Pedro Nunes / Lusa

Basílio Horta, president of the Chamber of Sintra
Basílio Horta, criticized for the controversial gesture, says he has been filmed every day for nine years by the “bad man who is at the door and who bites the police officers”.
The Mayor of Sintra, Basilio Hortawas recently filmed simulating “horns” with his right hand, while driving away from the municipality. But who were these “horns” directed at?
The images published on social media have already been addressed in the City Council by deputy Eunice Baeta, from the Liberal Initiative, who condemned the behavior and suggested that the mayor “retract”.
In response, the mayor accused the liberal of being “accomplice in an absolutely reprehensible and unworthy attitude”, cited by , and highlighted that the gesture It wasn’t “offensive to anyone”.
In the same newspaper, Basílio Horta says that the gesture was directed at a friend, but reveals that a mysterious “bad man”, responsible for capturing the controversial gesture on video, is chasing him “every day for nine years”.

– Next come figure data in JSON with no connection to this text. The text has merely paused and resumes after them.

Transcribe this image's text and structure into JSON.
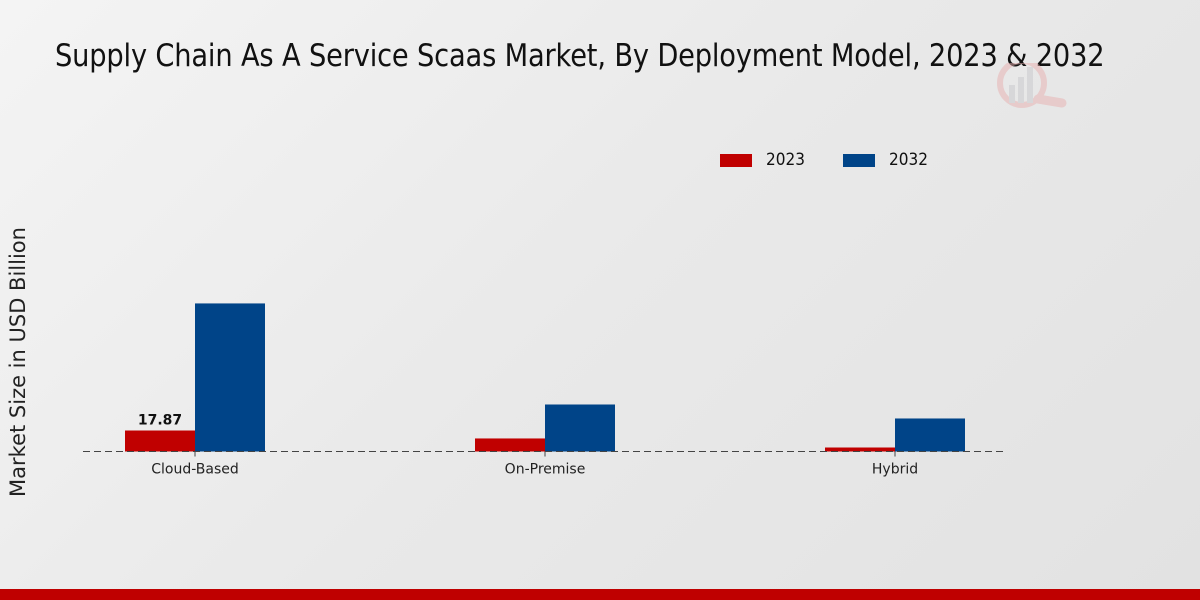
{
  "chart_data": {
    "type": "bar",
    "title": "Supply Chain As A Service Scaas Market, By Deployment Model, 2023 & 2032",
    "xlabel": "",
    "ylabel": "Market Size in USD Billion",
    "categories": [
      "Cloud-Based",
      "On-Premise",
      "Hybrid"
    ],
    "series": [
      {
        "name": "2023",
        "color": "#c00000",
        "values": [
          17.87,
          11.1,
          3.4
        ]
      },
      {
        "name": "2032",
        "color": "#004488",
        "values": [
          126.0,
          40.0,
          28.1
        ]
      }
    ],
    "data_labels": [
      {
        "series": "2023",
        "category": "Cloud-Based",
        "text": "17.87"
      }
    ],
    "ylim": [
      0,
      140
    ],
    "grid": false,
    "legend_position": "top-right"
  },
  "brand": {
    "accent_color": "#bf0000",
    "watermark_icon": "magnifier-bar-chart-logo-icon"
  }
}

According to the socialist, the man responsible for the recordings has a history of problematic behavior, including disrespect for authorities and refusing housing offered by the municipality.
“It’s a video made without my knowledge every day that I leave the camera, every day that I enter the camera, for a bad man who is at the door, who bites the policewho was sentenced to a suspended sentence, who bothers everyone with very loud music”, he told the morning newspaper.
At 81 years old and at the end of his third term, Basílio Horta also accused Marco Almeida — from the PSD, and defeated by Horta in the last two municipal elections — of politically exploiting the case by releasing the video.

Basílio Horta made the controversial gesture when leaving the city hall he presides over.
Manuel Pinho’s “horns”
The episode is reminiscent of a somewhat similar incident from 2009, when the then Minister of Economy, meanwhile, was sentenced to 10 years in prison for corruption in a process derived from the EDP case.
A former ruler also made the “horns” gesture in Parliament — although he put his fingers directly to his head to simulate the so-called horns —, which at one point led to his resignation and the issuance of an apology from the government of José Sócrates.